27.2.11

Foto di famiglia_10

La sera dell'11 settembre, tornando a casa in treno, mi reggevo a una sbarra con lo sguardo immobile oltre i finestrini bui. Ero in piedi, circondato da gente nelle mie stesse condizioni. Non capivo se fossero ridotti così per la stanchezza del lavoro o per l’attentato alle torri gemelle. Nessuno parlava. Si sentivano solo i suoni meccanici dei freni e delle porte che si aprivano per lasciar defluire gruppi di persone mute. Dovevano essere quasi le nove, ma poteva essere un’ora imprecisata di un giorno, di un anno qualsiasi. Cercavo di dare un senso alle esperienze assurde di quella giornata ma non ci riuscivo. Mi immaginavo su quel treno le sere seguenti, per i sei mesi a venire, e mi mancava il respiro. Dopo mezz’ora di viaggio si era liberato qualche posto.

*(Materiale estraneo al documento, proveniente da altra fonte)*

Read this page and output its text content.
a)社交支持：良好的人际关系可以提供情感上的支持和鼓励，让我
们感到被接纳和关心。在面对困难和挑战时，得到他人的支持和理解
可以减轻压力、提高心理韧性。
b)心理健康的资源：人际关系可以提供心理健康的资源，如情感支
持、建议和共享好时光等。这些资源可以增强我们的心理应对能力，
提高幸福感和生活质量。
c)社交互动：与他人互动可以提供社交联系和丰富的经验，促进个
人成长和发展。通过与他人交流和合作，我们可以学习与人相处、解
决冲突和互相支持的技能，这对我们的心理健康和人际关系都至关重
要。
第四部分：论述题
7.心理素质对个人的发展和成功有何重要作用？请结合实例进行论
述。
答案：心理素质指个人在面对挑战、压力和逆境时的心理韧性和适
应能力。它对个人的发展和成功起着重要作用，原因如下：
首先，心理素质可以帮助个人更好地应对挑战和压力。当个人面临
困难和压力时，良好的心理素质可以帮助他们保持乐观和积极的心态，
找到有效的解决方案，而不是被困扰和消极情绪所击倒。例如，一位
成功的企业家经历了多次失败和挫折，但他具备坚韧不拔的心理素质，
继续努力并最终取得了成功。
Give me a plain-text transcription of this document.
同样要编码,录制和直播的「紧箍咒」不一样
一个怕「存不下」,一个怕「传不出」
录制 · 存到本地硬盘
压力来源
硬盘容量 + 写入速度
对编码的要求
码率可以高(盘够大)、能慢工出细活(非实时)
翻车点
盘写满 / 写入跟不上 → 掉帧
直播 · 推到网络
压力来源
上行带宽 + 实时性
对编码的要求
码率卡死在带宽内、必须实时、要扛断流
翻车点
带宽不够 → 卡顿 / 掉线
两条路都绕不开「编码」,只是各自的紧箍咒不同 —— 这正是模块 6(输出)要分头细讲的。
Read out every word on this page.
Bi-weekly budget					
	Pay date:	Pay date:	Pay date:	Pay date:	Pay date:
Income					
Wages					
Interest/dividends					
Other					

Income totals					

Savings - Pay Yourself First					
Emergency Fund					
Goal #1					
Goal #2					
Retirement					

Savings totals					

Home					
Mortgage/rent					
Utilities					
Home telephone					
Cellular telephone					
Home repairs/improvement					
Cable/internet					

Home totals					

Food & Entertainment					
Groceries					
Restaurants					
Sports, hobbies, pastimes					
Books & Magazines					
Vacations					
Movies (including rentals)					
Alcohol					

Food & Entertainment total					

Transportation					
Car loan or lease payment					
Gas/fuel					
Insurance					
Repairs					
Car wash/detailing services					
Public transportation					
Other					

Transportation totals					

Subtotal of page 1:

Per fortuna, perché ero in piedi da tutto il giorno e mi facevano male la testa e la schiena. Guardavo gli altri seduti intorno a me, sembravano tutti svuotati, contagiati da qualcosa di sconosciuto. Forse eravamo solo spaventati. Molti avevano già visto le immagini delle torri che si sbriciolavano, mentre io, che avevo potuto sentire solo il racconto confuso fatto alla radio, quelle scene le avrei viste più tardi, a casa, mentre mangiavo qualcosa senza aver fame. Gli aerei si schiantavano a ripetizione contro le torri, esplodevano, i grattacieli crollavano su se stessi, uno dopo l’altro, senza fare rumore, su ogni canale, nelle edizioni straordinarie dei telegiornali che si succedevano a catena fin dal pomeriggio. E intanto provavo a raccontare ai miei genitori la mia prima, surreale giornata in libreria, cercando di mascherare, senza riuscirci, la mia delusione per quel lavoro che sapevo già di voler abbandonare. Mia madre con le lacrime agli occhi, un po’ per quello che vedeva in televisione e un po’ perché si preoccupava per me. Volevano un giovane laureato per cosa? Si chiedeva. Per metterlo a spolverare gli scaffali? Ripensava al giorno in cui mi ero laureato, a come era felice, e invece adesso si sentiva così triste, così delusa. Diceva di lasciarlo perdere subito quel lavoro, che tanto era solo un imbroglio. Io invece volevo provare ancora qualche giorno, fino alla fine della settimana, prima di prendere una decisione.
Poi ci eravamo messi a guardare non so quale programma. Ancora le torri che crollavano. Ovunque gli aerei, il fumo, la gente in lacrime che vagava per le strade della città annientata. Volti sconvolti ricoperti di polvere bianca. Mi ci stavo quasi abituando. E poi, all’improvviso, quelle immagini, le più spaventose, quelle di uomini e donne che per salvarsi (ma lo avevano pensato davvero?) si erano lanciati nel vuoto dai palazzi in fiamme. Corpi che precipitavano in silenzio per centinaia di metri, insieme ai fogli di carta, corpi che ruotavano su se stessi, senza peso, come manichini di plastica. Qualche anno dopo, in un documentario, avrei sentito il rumore di quelle cadute. Esplosioni sorde, disumane. Vedevo le immagini e pensavo a quelle persone che solo qualche ora prima, come tutti i giorni, avevano fatto colazione, si erano vestite, sbarbate o truccate e come sempre avevano salutato i figli, il marito o la moglie prima di uscire di casa. Non potevano immaginare che poco dopo si sarebbero suicidati saltando nel vuoto da un’altezza assurda, dove forse non volano nemmeno gli uccelli.
Più tardi, nel letto, oppresso da una stanchezza che non mi faceva dormire, i ricordi della mia ridicola giornata alla libreria Tau, il pensiero di doverci tornare il giorno dopo e di dover decidere se continuare con quel lavoro o lasciarlo perdere e cercare qualcos’altro, tutti quei pensieri, prima così preoccupanti, adesso sembravano una cosa da niente, senza nessuna importanza. Mi facevano quasi sorridere.